Another stumbling block for women in comedy is that their points of view are often seen as one undifferentiated whole. There is no need to have too many women, the thinking goes; they are all saying the same thing anyway. But if there’s anything that Kahaney’s “JAP” proves, it is that women in comedy offer an array of voices and styles, from Carroll’s demure sensibility to the bawdier brand practiced by Barth and Rivers. If anything, what women will complain about is that promoters to studio executives limit what women can and cannot do onstage. Women will be actively discouraged from doing “dating and relationship material” or from “being too aggressive” — and this is on a stage that’s already been littered with sexist bravado. Kahaney is excited to perform “JAP” in theaters, she said, in part because it will be refreshing “not to follow some guy doing anal sex jokes for me to then discuss raising my teenage daughter.”

But despite many brutal challenges, female Jewish comedians are getting their doors knocked on, both to reinvigorate stereotypical characters and to build fresh, original ones. Hollywood still does not entirely know how best to use smart, funny women. This is, in large measure, why Kahaney went out and made a show of her own. Kahaney argues that while men can get away with being mediocre, women cannot. And as female comics grow in number, there are ways they can make the business easier for future generations, namely by reaching out to one another and to younger comedians, as well as producing their own work.

“JAP” does just that. The show features several sharp female comedians, each unique in her viewpoint. In “JAP,” Bergreen deadpans, “I love Starbucks but they don’t have a slogan so I wrote them one: It’s really expensive, and there is a long line.” Grodin quips, “If you go by spam as a reflection of what’s going on in this country, there is nothing but men with small penises trying to refinance their mortgages.” And Perlman jests, “I love dating Israeli men because they are so subtle.”

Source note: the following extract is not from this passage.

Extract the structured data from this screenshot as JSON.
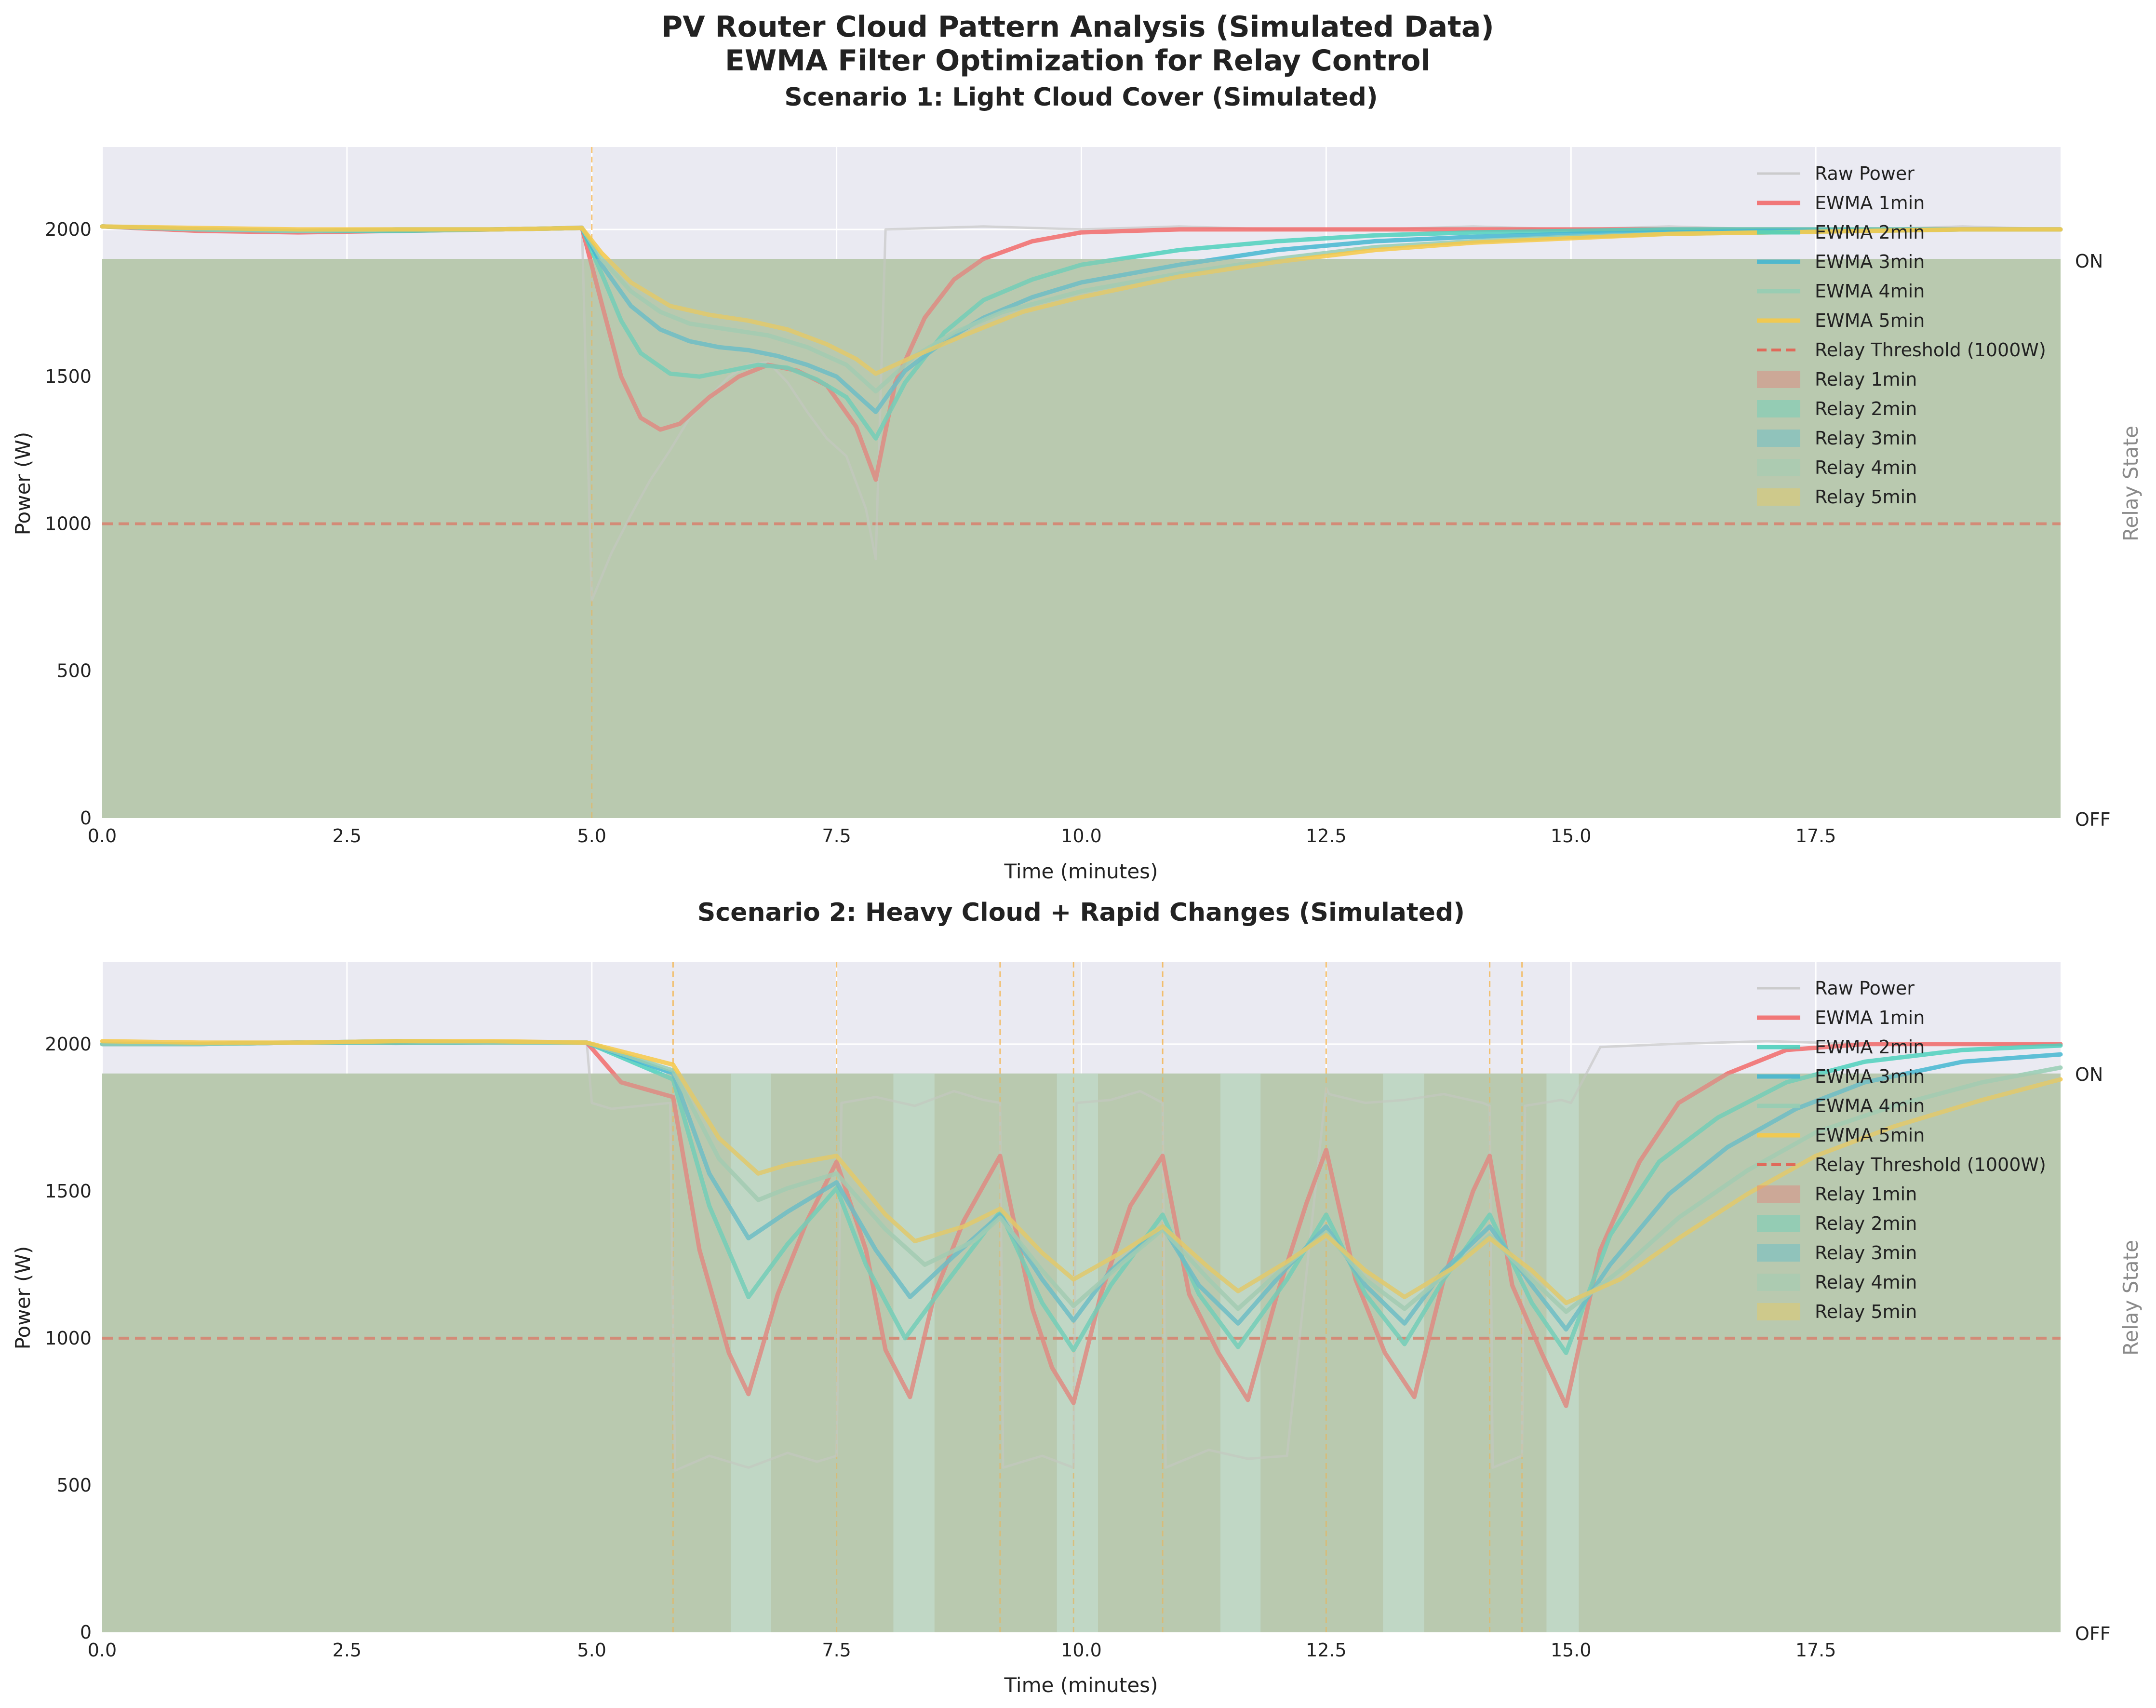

“JAP” may not give the definitive answers to what Jewish humor is or what female humor is, but the show offers a resounding “Yes” to the question of whether women can be funny. They are hilarious, and not simply in relation to men but all on their own. As Wendy Leibman, one of the most successful female comedians today, adroitly sums it up: “People subconsciously assume a male comedian is funny… but a female comedian isn’t…. If she proves them wrong, they laugh more… they’re also laughing at themselves for assuming wrong… it’s even more satisfying to see a funny woman.”